For many kids, fishing opens the gate to the outdoors. It’s a way for families to bond not only with each other, but also with nature. In 2017, 49.1 million people participated in the sport, including 11.6 million kids ages 6 to 17.
Research shows that children are most likely to go fishing with their moms, yet only 19.3 percent of women and girls say they feel represented in the sport. The Recreational Boating & Fishing Foundation is working to change that.
In a new initiative called Making Waves, RBFF aims to empower women on the water and increase representation of women through educational fishing workshops designed for women and girls.
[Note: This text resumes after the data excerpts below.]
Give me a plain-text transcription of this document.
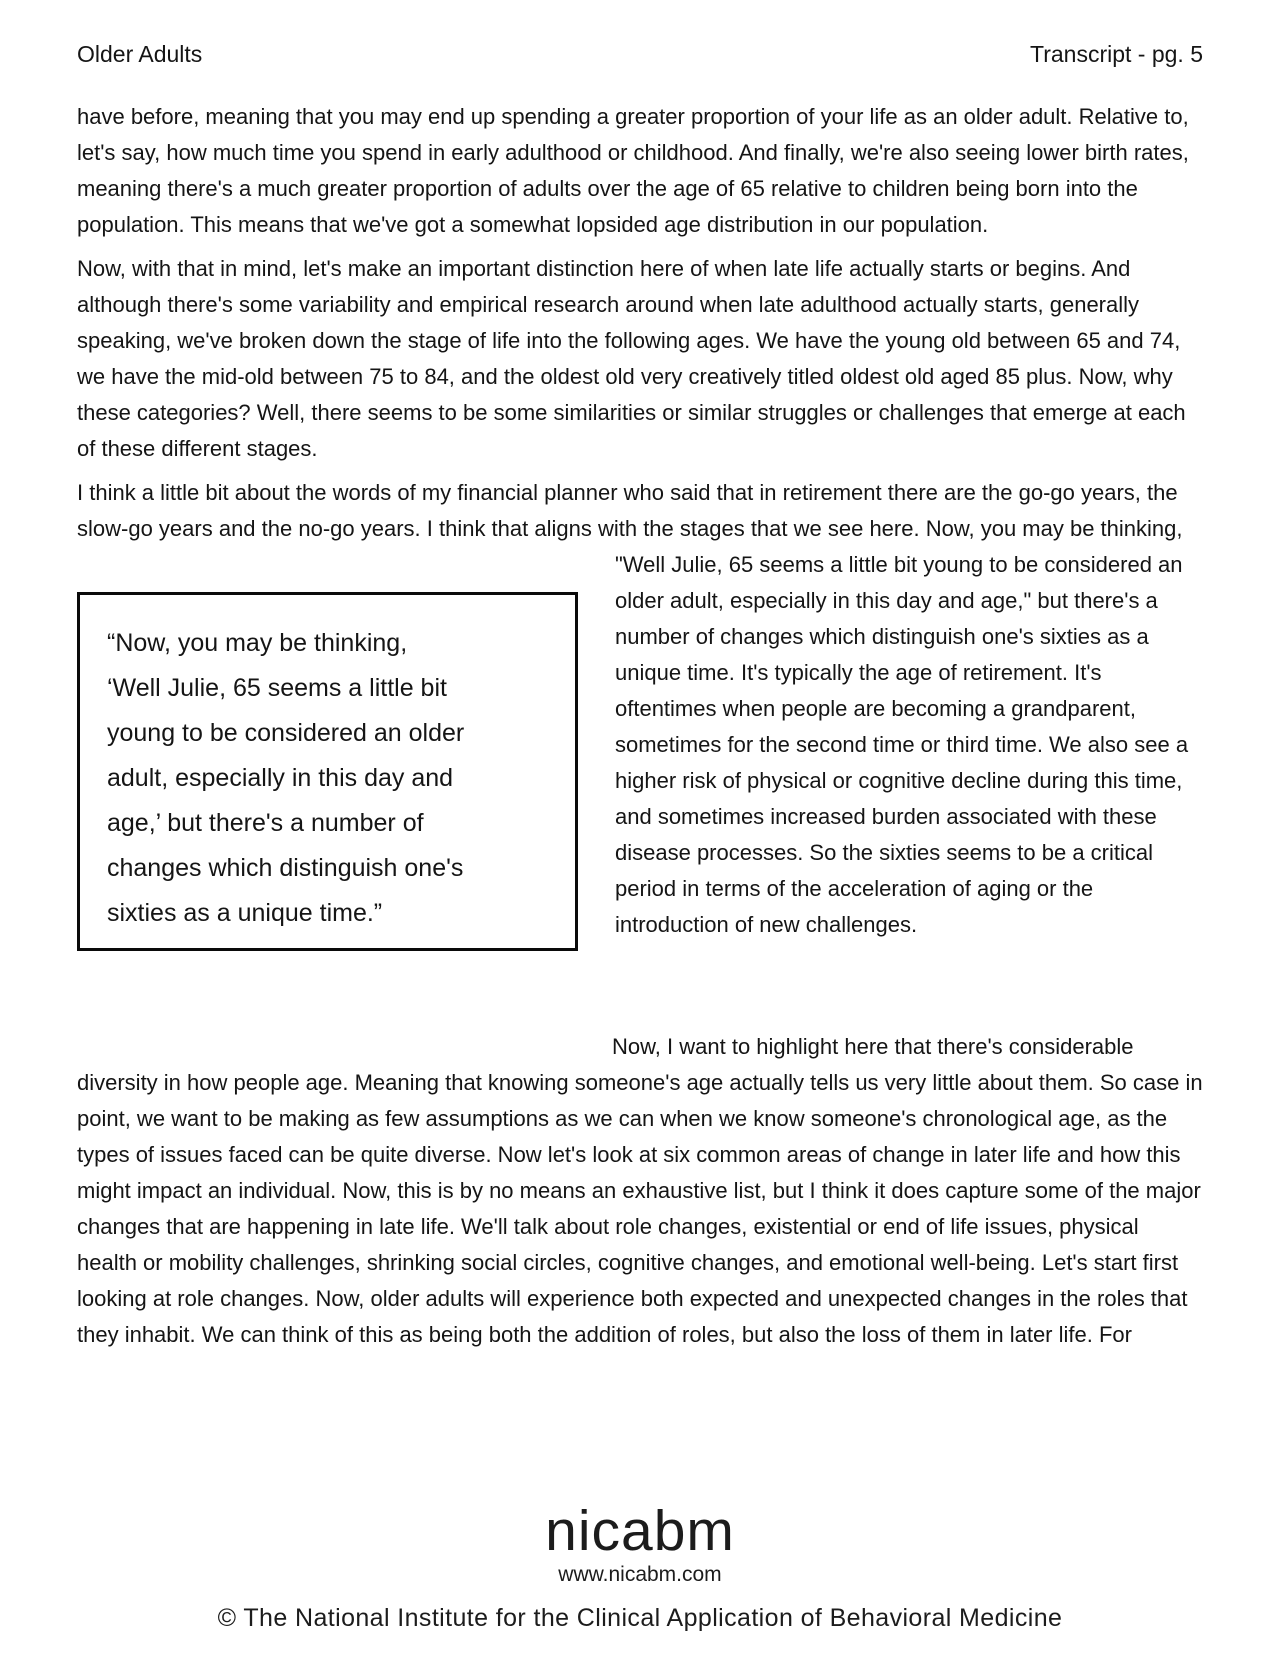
Older Adults	Transcript - pg. 5

have before, meaning that you may end up spending a greater proportion of your life as an older adult. Relative to, let's say, how much time you spend in early adulthood or childhood. And finally, we're also seeing lower birth rates, meaning there's a much greater proportion of adults over the age of 65 relative to children being born into the population. This means that we've got a somewhat lopsided age distribution in our population.

Now, with that in mind, let's make an important distinction here of when late life actually starts or begins. And although there's some variability and empirical research around when late adulthood actually starts, generally speaking, we've broken down the stage of life into the following ages. We have the young old between 65 and 74, we have the mid-old between 75 to 84, and the oldest old very creatively titled oldest old aged 85 plus. Now, why these categories? Well, there seems to be some similarities or similar struggles or challenges that emerge at each of these different stages.

I think a little bit about the words of my financial planner who said that in retirement there are the go-go years, the slow-go years and the no-go years. I think that aligns with the stages that we see here. Now, you may be thinking, "Well Julie, 65 seems a little bit young to be
“Now, you may be thinking,
‘Well Julie, 65 seems a little bit
young to be considered an older
adult, especially in this day and
age,’ but there's a number of
changes which distinguish one's
sixties as a unique time.”
considered an older adult, especially in this day and age," but there's a number of changes which distinguish one's sixties as a unique time. It's typically the age of retirement. It's oftentimes when people are becoming a grandparent, sometimes for the second time or third time. We also see a higher risk of physical or cognitive decline during this time, and sometimes increased burden associated with these disease processes. So the sixties seems to be a critical period in terms of the acceleration of aging or the introduction of new challenges.

Now, I want to highlight here that there's considerable diversity in how people age. Meaning that knowing someone's age actually tells us very little about them. So case in point, we want to be making as few assumptions as we can when we know someone's chronological age, as the types of issues faced can be quite diverse. Now let's look at six common areas of change in later life and how this might impact an individual. Now, this is by no means an exhaustive list, but I think it does capture some of the major changes that are happening in late life. We'll talk about role changes, existential or end of life issues, physical health or mobility challenges, shrinking social circles, cognitive changes, and emotional well-being. Let's start first looking at role changes. Now, older adults will experience both expected and unexpected changes in the roles that they inhabit. We can think of this as being both the addition of roles, but also the loss of them in later life. For

nicabm
www.nicabm.com
© The National Institute for the Clinical Application of Behavioral Medicine
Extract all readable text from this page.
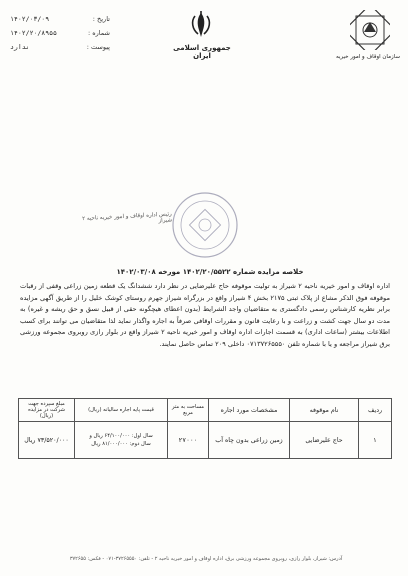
تاریخ :
۱۴۰۲/۰۳/۰۹
شماره :
۱۴۰۲/۲۰/۸۹۵۵
پیوست :
ندارد	جمهوری اسلامی ایران	سازمان اوقاف و امور خیریه
رئیس اداره اوقاف و امور خیریه ناحیه ۲ شیراز
خلاصه مزایده شماره ۱۴۰۲/۲۰/۵۵۲۲ مورخه ۱۴۰۲/۰۳/۰۸
اداره اوقاف و امور خیریه ناحیه ۲ شیراز به تولیت موقوفه حاج علیرضایی در نظر دارد ششدانگ یک قطعه زمین زراعی وقفی از رقبات موقوفه فوق الذکر مشاع از پلاک ثبتی ۲۱۷۵ بخش ۴ شیراز واقع در بزرگراه شیراز جهرم روستای کوشک خلیل را از طریق آگهی مزایده برابر نظریه کارشناس رسمی دادگستری به متقاضیان واجد الشرایط (بدون اعطای هیچگونه حقی از قبیل نسق و حق ریشه و غیره) به مدت دو سال جهت کشت و زراعت و با رعایت قانون و مقررات اوقافی صرفاً به اجاره واگذار نماید لذا متقاضیان می توانند برای کسب اطلاعات بیشتر (ساعات اداری) به قسمت اجارات اداره اوقاف و امور خیریه ناحیه ۲ شیراز واقع در بلوار رازی روبروی مجموعه ورزشی برق شیراز مراجعه و یا با شماره تلفن ۰۷۱۳۷۲۶۵۵۵۰ داخلی ۲۰۹ تماس حاصل نمایند.
ردیف	نام موقوفه	مشخصات مورد اجاره	مساحت به متر مربع	قیمت پایه اجاره سالیانه (ریال)	مبلغ سپرده جهت شرکت در مزایده (ریال)
۱	حاج علیرضایی	زمین زراعی بدون چاه آب	۲۷۰۰۰	سال اول: ۶۴/۱۰۰/۰۰۰ ریال و
سال دوم: ۸۱/۰۰۰/۰۰۰ ریال	۷۳/۵۲۰/۰۰۰ ریال
آدرس: شیراز، بلوار رازی، روبروی مجموعه ورزشی برق، اداره اوقاف و امور خیریه ناحیه ۲ - تلفن: ۳۷۲۶۵۵۵۰-۰۷۱ - فکس: ۳۷۲۶۵۵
The program also includes stories from women fishers, as well as resources that show where to fish and how to obtain a fishing license, to inspire other women to get involved.
“Despite this perceived lack of representation in the sport of fishing, 45 percent of last year’s new fishing participants were female, and that number continues to grow,” says Stephanie Vatalaro, vice president of communications for RBFF, in a news release.
RBFF is a nonprofit organization dedicated to increasing participation in recreational angling, or fishing with a rod and a line, and boating—something it hopes will help protect and restore the country’s natural aquatic resources.
The foundation is also partnering with Fishing’s Future—a group that emphasizes recreational fishing as a valuable way to connect kids with their families and environmental stewardship—to launch women-specific fishing events around the country.
“We are proud to be an industry leader in identifying and engaging with new markets to ensure the future of fishing and boating,” Vatalaro said in the release. “With this campaign, we’re creating spaces for women out on the water. And we want this initiative to be the rallying cry for other industry organizations to join us.”